Specifically, as shown in figure below, SkyRL separates training into two major components, Trainer and Generator, and the Generator is further divided into InferenceEngine and Environment, with a single Controller managing setup and execution of each component.

The components' responsibilities are as follows:
Trainer
Performs the optimization steps based on configured RL algorithm. Updates model parameters based on generated trajectories and their assigned rewards.
-
PPORayActorGroup: Our abstraction for a group of training workers (as Ray actors) that jointly execute operations for a given model (e.g., policy model, critic model, etc.).
Generator
Generates complete trajectories and computes their rewards. The Generator encompasses both the InferenceEngine (to get model completions) and Environment (to execute actions) as well as custom agentic or data generation logic build around model inference, such as context management, sampling methods, or tree search.
InferenceEngine
Executes inference on the policy model to produce model outputs (i.e., the RL agent's actions). Typically, multiple InferenceEngines are deployed to process prompts in parallel.

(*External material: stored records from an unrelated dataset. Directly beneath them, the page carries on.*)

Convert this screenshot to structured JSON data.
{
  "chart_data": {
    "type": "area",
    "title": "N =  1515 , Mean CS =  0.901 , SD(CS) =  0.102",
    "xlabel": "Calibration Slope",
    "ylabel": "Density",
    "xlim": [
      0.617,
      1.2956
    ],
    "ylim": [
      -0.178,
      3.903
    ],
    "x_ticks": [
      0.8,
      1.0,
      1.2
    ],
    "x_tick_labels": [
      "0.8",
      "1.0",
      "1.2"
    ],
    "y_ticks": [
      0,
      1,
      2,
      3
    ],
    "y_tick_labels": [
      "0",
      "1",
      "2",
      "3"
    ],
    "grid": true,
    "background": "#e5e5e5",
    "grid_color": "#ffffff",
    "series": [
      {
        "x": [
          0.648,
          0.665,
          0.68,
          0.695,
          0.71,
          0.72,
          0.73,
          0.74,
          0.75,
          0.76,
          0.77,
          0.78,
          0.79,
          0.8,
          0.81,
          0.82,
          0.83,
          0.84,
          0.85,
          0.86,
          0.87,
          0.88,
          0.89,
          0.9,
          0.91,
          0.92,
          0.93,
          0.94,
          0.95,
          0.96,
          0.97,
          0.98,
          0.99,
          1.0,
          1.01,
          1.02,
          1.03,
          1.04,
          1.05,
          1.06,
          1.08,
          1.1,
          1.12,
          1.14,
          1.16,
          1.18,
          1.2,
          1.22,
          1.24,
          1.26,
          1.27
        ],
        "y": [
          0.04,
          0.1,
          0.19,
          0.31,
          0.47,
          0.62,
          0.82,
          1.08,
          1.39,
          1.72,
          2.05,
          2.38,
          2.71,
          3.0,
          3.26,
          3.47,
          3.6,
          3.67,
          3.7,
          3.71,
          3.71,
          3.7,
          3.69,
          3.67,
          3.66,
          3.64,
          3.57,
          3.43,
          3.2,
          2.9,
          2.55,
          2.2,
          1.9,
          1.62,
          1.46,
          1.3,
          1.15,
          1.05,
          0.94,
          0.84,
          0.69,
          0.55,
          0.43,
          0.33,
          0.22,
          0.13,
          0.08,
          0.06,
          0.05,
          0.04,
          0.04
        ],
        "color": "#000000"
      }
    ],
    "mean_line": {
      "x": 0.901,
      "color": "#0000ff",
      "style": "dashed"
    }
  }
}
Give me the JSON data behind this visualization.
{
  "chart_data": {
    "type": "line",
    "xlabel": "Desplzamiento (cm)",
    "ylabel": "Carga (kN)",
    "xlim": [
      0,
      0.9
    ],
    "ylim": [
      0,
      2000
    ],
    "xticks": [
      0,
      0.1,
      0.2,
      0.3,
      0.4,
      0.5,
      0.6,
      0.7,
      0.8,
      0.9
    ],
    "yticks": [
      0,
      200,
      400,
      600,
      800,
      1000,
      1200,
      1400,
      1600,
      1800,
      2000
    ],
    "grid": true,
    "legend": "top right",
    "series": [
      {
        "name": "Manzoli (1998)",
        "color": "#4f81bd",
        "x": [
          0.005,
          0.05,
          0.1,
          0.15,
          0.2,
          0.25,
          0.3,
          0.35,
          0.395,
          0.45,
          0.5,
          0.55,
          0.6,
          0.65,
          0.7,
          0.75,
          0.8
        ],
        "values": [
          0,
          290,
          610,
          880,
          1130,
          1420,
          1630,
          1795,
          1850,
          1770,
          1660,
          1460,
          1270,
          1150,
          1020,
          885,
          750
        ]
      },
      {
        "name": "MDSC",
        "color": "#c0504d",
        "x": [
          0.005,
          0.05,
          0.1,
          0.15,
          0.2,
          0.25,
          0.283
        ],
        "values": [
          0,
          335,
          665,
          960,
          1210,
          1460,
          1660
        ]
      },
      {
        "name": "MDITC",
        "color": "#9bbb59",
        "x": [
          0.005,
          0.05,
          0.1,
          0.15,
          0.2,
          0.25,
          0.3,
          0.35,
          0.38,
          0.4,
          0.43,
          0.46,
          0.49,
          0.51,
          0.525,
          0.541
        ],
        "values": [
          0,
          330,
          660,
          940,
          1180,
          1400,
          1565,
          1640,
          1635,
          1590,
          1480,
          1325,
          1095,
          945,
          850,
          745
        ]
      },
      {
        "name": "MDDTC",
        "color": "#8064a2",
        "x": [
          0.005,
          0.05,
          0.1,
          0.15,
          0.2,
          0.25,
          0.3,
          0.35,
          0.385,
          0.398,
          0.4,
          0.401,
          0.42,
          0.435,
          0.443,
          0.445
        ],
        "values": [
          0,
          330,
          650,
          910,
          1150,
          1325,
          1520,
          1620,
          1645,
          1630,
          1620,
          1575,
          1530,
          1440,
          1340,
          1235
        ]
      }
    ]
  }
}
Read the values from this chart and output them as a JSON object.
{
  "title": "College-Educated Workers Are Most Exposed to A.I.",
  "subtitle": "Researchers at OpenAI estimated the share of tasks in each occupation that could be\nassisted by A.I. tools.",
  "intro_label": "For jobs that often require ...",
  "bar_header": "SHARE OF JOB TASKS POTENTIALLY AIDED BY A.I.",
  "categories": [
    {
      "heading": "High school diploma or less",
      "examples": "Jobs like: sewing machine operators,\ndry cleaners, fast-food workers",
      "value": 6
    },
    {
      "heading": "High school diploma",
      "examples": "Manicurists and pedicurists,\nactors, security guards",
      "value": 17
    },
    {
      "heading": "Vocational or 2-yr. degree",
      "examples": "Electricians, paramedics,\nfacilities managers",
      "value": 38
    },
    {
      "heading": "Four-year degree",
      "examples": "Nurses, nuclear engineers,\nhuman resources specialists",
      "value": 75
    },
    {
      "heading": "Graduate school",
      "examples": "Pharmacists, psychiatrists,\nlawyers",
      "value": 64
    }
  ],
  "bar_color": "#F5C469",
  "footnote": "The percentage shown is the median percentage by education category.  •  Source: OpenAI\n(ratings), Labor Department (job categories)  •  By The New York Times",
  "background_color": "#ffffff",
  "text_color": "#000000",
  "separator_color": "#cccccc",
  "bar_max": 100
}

- Base InferenceEngine interface
- InferenceEngineClient to manage multiple engines
- vLLM backend
- SGLang backend
Environment
Presents a task for the policy model to solve, and provides the logic for executing the policy's actions (i.e., model outputs) and computing the resulting observations and rewards.
-
SkyRL-Gym, our ready-built library of tool-use environments
Controller
Manages physical placement, initialization, and control flow of training execution for each of the above components.
- The training control loop currently sits in trainer.py
- It is a WIP to move the control loop to a separate component for even greater flexibility.